L’exactitude des songes, Denis Grozdanovitch (par Olivier Verdun)
L’exactitude des songes, Denis Grozdanovitch, 128 pages, 22 €
Edition: Le Rouergue« La vision photographique se distingue par une aptitude singulière à découvrir de la beauté dans tout ce que l’on peut apercevoir mais que l’on néglige habituellement comme offrant un aspect trop ordinaire » (Susan Sontag, Sur la photographie).
Le titre du dernier opus de Denis Grozdanovitch, L’exactitude des songes, paru en janvier 2012 aux Éditions du Rouergue, a la beauté mélancolique des oxymores, des vieilles photos sépia, des murs lézardés, des amitiés burinées par le temps.

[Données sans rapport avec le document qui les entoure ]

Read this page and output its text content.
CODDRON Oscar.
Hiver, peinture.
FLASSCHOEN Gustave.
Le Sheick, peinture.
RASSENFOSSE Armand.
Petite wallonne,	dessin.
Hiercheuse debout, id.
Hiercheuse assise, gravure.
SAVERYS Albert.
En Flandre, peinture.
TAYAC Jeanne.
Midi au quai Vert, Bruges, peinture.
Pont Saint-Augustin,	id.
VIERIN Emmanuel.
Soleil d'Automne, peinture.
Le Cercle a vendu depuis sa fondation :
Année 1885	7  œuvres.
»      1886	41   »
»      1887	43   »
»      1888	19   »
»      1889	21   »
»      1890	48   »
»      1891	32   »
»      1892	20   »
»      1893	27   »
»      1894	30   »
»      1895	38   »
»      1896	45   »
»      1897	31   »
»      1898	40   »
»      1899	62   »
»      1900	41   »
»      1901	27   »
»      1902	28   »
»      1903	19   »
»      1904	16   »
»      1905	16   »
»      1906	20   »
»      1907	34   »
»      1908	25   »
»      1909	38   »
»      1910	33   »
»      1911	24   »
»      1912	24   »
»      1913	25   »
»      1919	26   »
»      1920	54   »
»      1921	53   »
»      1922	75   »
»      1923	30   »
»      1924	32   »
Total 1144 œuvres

L’auteur publie ici des photographies prises de 1978 à aujourd’hui, accompagnées de textes courts, empreints d’une lenteur contemplative, tant il s’agit de cueillir, au cœur des choses, la poésie latente qui y gît. – Écrire avec la lumière, sur une plage temporelle de plus de trente ans, impressions fugitives, visions, enthousiasmes, comme pour les ressusciter, puisque, nous le rappelle Denis Grozdanovitch en une manière d’hommage à Marcel Proust, « on ne vit réellement sa vie qu’après coup ».

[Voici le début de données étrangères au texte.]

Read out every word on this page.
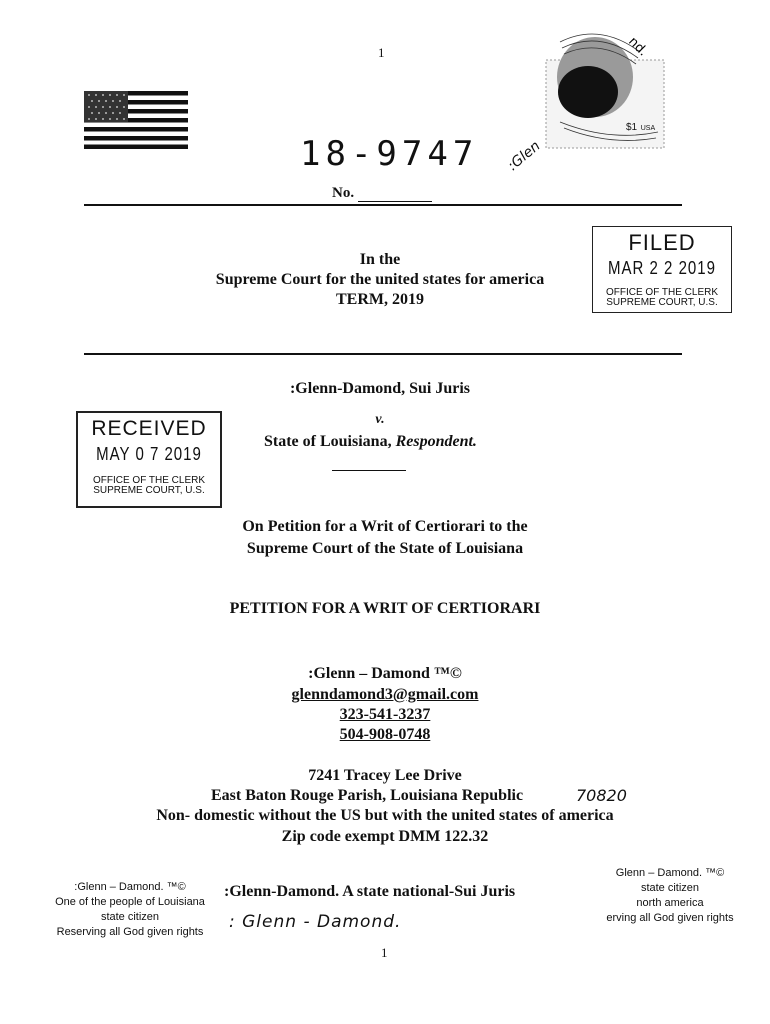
1	nd.
$1 USA
18-9747 :Glen
No.
FILED
MAR 2 2 2019
OFFICE OF THE CLERK
SUPREME COURT, U.S.
In the
Supreme Court for the united states for america
TERM, 2019
:Glenn-Damond, Sui Juris
v.
State of Louisiana, Respondent.
RECEIVED
MAY 0 7 2019
OFFICE OF THE CLERK
SUPREME COURT, U.S.
On Petition for a Writ of Certiorari to the
Supreme Court of the State of Louisiana
PETITION FOR A WRIT OF CERTIORARI
:Glenn – Damond ™©
glenndamond3@gmail.com
323-541-3237
504-908-0748
7241 Tracey Lee Drive
East Baton Rouge Parish, Louisiana Republic	70820
Non- domestic without the US but with the united states of america
Zip code exempt DMM 122.32
:Glenn – Damond. ™©
One of the people of Louisiana
state citizen
Reserving all God given rights
:Glenn-Damond. A state national-Sui Juris
: Glenn - Damond.
Glenn – Damond. ™©
state citizen
north america
erving all God given rights
1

Écriture lumineuse de plain-pied avec le réel le plus anodin, le plus dérisoire, insignifiant, observant méticuleusement les « mouvements infimes habituellement négligés », à l’instar de lord Chandos qui, dans la lettre éponyme de Hugo von Hofmannsthal, est pénétré du flux secret de la vie au point qu’il s’abandonne complètement dans la réalité immédiate des objets eux-mêmes. Car la véritable réalité qui trame intimement nos vies ne se laisse appréhender qu’à reculons, qu’au détour de certaines rêveries, qu’à l’occasion d’« aperçus impromptus » que l’existence nous offre comme par inadvertance. En sorte que l’acte photographique ressortit à un « perpétuel cri enfantin du type “le roi est nu !” qu’un Clément Rosset n’eût pas désavoué ».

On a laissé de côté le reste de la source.